If a book, film or other library item is checked out, a user can place a hold on the item. After the item is returned, the Library will keep the item at the circulation desk for you to pick it up.
An index is an alphabetical list of items contained in a book, document or computer memory. It is typically found at the end of the work and provides a method of retrieving information found in the item.
ILL is the practice of lending books and documents, such as journal articles, between libraries on behalf of users.
A journal is a type of publication that is issued periodically at different points in a year (monthly, quarterly, biannually, or annually) and contain various types of articles (book reviews, literature reviews, reports, editorials, opinion pieces, and peer-reviewed research articles). Scholarly journals are aimed at scholars and researchers within a particular discipline or subject area and contain specialized article based in in-depth research conducted by academics, scholars and specialists.
A keyword is a word used to search an electronic resource, such as a library database or the Internet, in order to locate results that match that word in a specified or any part of the item, such as the title or in the full-text.
Peer review is the process by which scholars critically evaluate each other's work. When an article is submitted to a peer-reviewed journal, an independent panel of experts read and comment on the article. If it is approved by the majority of reviewers, the article is accepted for publication.
In academic contexts, plagiarism is a type of intellectual property theft involving the use of someone else's ideas without properly crediting the original source through citation.
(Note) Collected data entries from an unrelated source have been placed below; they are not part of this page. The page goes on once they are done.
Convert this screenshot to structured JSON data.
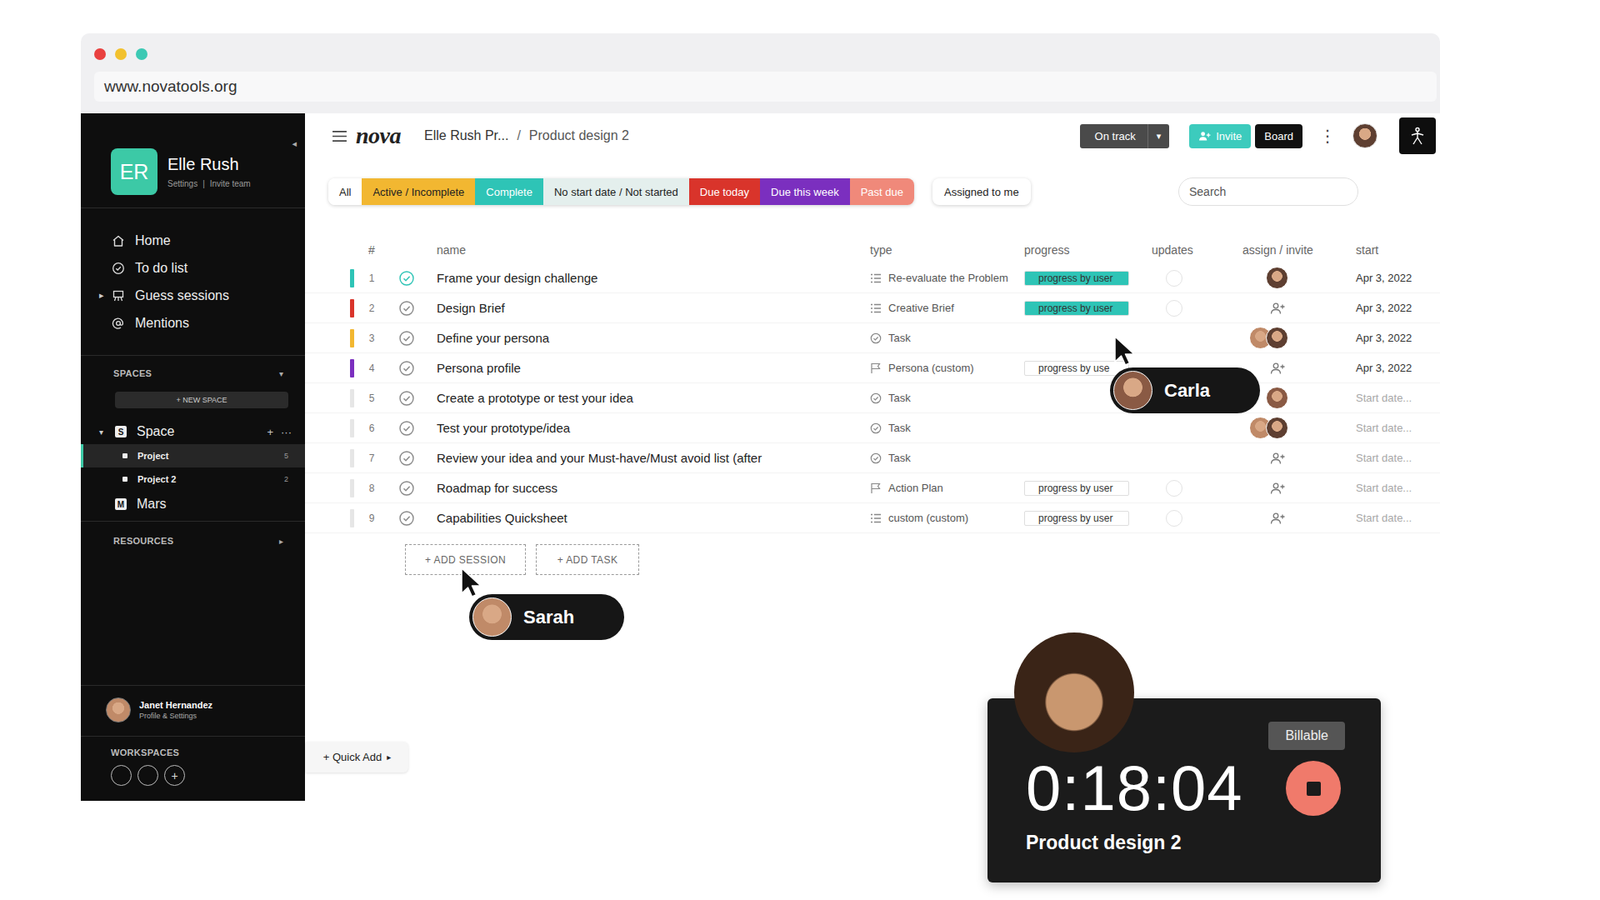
{
  "browser": {
    "url": "www.novatools.org"
  },
  "sidebar": {
    "collapse": "◂",
    "user": {
      "initials": "ER",
      "name": "Elle Rush",
      "links": [
        "Settings",
        "Invite team"
      ],
      "separator": "|"
    },
    "nav": [
      {
        "label": "Home",
        "kind": "home"
      },
      {
        "label": "To do list",
        "kind": "todo"
      },
      {
        "label": "Guess sessions",
        "kind": "sessions",
        "expander": "▸"
      },
      {
        "label": "Mentions",
        "kind": "mentions"
      }
    ],
    "spaces": {
      "title": "SPACES",
      "caret": "▾",
      "new_button": "+ NEW SPACE",
      "tree": [
        {
          "label": "Space",
          "badge": "S",
          "caret": "▾",
          "expanded": true,
          "actions": [
            "+",
            "···"
          ],
          "children": [
            {
              "label": "Project",
              "count": "5",
              "selected": true
            },
            {
              "label": "Project 2",
              "count": "2",
              "selected": false
            }
          ]
        },
        {
          "label": "Mars",
          "badge": "M",
          "caret": "",
          "expanded": false,
          "actions": [],
          "children": []
        }
      ]
    },
    "resources": {
      "title": "RESOURCES",
      "caret": "▸"
    },
    "profile": {
      "name": "Janet Hernandez",
      "subtitle": "Profile & Settings"
    },
    "workspaces": {
      "title": "WORKSPACES",
      "items": [
        "",
        "",
        "+"
      ]
    }
  },
  "header": {
    "logo": "nova",
    "breadcrumb": {
      "items": [
        "Elle Rush Pr...",
        "Product design 2"
      ],
      "separator": "/"
    },
    "status": {
      "label": "On track",
      "caret": "▾"
    },
    "invite": "Invite",
    "board": "Board",
    "more": "⋮"
  },
  "filters": [
    {
      "label": "All",
      "color": "#ffffff",
      "selected": false
    },
    {
      "label": "Active / Incomplete",
      "color": "#f2b731",
      "selected": false
    },
    {
      "label": "Complete",
      "color": "#2ec4b6",
      "selected": false
    },
    {
      "label": "No start date / Not started",
      "color": "#e4efed",
      "selected": false
    },
    {
      "label": "Due today",
      "color": "#d9342b",
      "selected": false
    },
    {
      "label": "Due this week",
      "color": "#7b2fbf",
      "selected": false
    },
    {
      "label": "Past due",
      "color": "#f0897a",
      "selected": false
    }
  ],
  "assigned": {
    "label": "Assigned to me",
    "selected": false
  },
  "search": {
    "placeholder": "Search"
  },
  "table": {
    "columns": [
      "#",
      "name",
      "type",
      "progress",
      "updates",
      "assign / invite",
      "start"
    ],
    "rows": [
      {
        "number": "1",
        "name": "Frame your design challenge",
        "color": "#2ec4b6",
        "done": true,
        "type": {
          "kind": "list",
          "label": "Re-evaluate the Problem"
        },
        "progress": {
          "label": "progress by user",
          "level": 1.0
        },
        "updates": true,
        "assignees": 1,
        "start": "Apr 3, 2022",
        "start_set": true
      },
      {
        "number": "2",
        "name": "Design Brief",
        "color": "#d9342b",
        "done": false,
        "type": {
          "kind": "list",
          "label": "Creative Brief"
        },
        "progress": {
          "label": "progress by user",
          "level": 1.0
        },
        "updates": true,
        "assignees": 0,
        "start": "Apr 3, 2022",
        "start_set": true
      },
      {
        "number": "3",
        "name": "Define your persona",
        "color": "#f2b731",
        "done": false,
        "type": {
          "kind": "check",
          "label": "Task"
        },
        "progress": null,
        "updates": false,
        "assignees": 2,
        "start": "Apr 3, 2022",
        "start_set": true
      },
      {
        "number": "4",
        "name": "Persona profile",
        "color": "#7b2fbf",
        "done": false,
        "type": {
          "kind": "flag",
          "label": "Persona (custom)"
        },
        "progress": {
          "label": "progress by use",
          "level": 0.0
        },
        "updates": false,
        "assignees": 0,
        "start": "Apr 3, 2022",
        "start_set": true
      },
      {
        "number": "5",
        "name": "Create a prototype or test your idea",
        "color": "#e6e6e6",
        "done": false,
        "type": {
          "kind": "check",
          "label": "Task"
        },
        "progress": null,
        "updates": false,
        "assignees": 1,
        "start": "Start date...",
        "start_set": false
      },
      {
        "number": "6",
        "name": "Test your prototype/idea",
        "color": "#e6e6e6",
        "done": false,
        "type": {
          "kind": "check",
          "label": "Task"
        },
        "progress": null,
        "updates": false,
        "assignees": 2,
        "start": "Start date...",
        "start_set": false
      },
      {
        "number": "7",
        "name": "Review your idea and your Must-have/Must avoid list (after",
        "color": "#e6e6e6",
        "done": false,
        "type": {
          "kind": "check",
          "label": "Task"
        },
        "progress": null,
        "updates": false,
        "assignees": 0,
        "start": "Start date...",
        "start_set": false
      },
      {
        "number": "8",
        "name": "Roadmap for success",
        "color": "#e6e6e6",
        "done": false,
        "type": {
          "kind": "flag",
          "label": "Action Plan"
        },
        "progress": {
          "label": "progress by user",
          "level": 0.0
        },
        "updates": true,
        "assignees": 0,
        "start": "Start date...",
        "start_set": false
      },
      {
        "number": "9",
        "name": "Capabilities Quicksheet",
        "color": "#e6e6e6",
        "done": false,
        "type": {
          "kind": "list",
          "label": "custom (custom)"
        },
        "progress": {
          "label": "progress by user",
          "level": 0.0
        },
        "updates": true,
        "assignees": 0,
        "start": "Start date...",
        "start_set": false
      }
    ]
  },
  "actions": [
    "+ ADD SESSION",
    "+ ADD TASK"
  ],
  "quick_add": {
    "label": "+ Quick Add",
    "caret": "▸"
  },
  "cursors": [
    {
      "name": "Carla"
    },
    {
      "name": "Sarah"
    }
  ],
  "timer": {
    "time": "0:18:04",
    "project": "Product design 2",
    "badge": "Billable",
    "running": true
  }
}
It is a serious offense that can result in a failing grade on an assignment or in a course.
A primary source is a type of research material that has firsthand or original data on a topic and was created during the time period or at a later date by a participant in the events being studied, as in the case of a memoir or diary. Examples include research studies, personal letters, historical photographs, interviews, and newspaper articles.
The reference desk is a public service counter where professional librarians provide library users with direction to library materials, advice on library collections and services, and expertise on multiple kinds of information from multiple sources.
To renew a book is to extend the due date for an additional loan period of one or two weeks.
A secondary source is a type of research material is describing, summarizing, analyzing, evaluating, derived from, and/or based on primary source materials. Examples include textbooks, essays, biographies, and journal articles.
In the United States, a thesis is the culminating project required for a masters degree. It reflects your knowledge as it relates to your academic program. For a masters thesis you are expected to use the research of others and provide your own analysis of your discoveries.
Trade and popular publications, such as magazines or newspapers, are types of resources that provide specialized news and information for members of a specific profession and industry or for the general public. Unlike scholarly journals, trade and popular publications do not include peer-reviewed research-based articles.
A URL is an internet address comprised of a protocol type (i.e. http) and a domain name (i.e. .com) as well as letters and/or numbers that indicate the location of the page.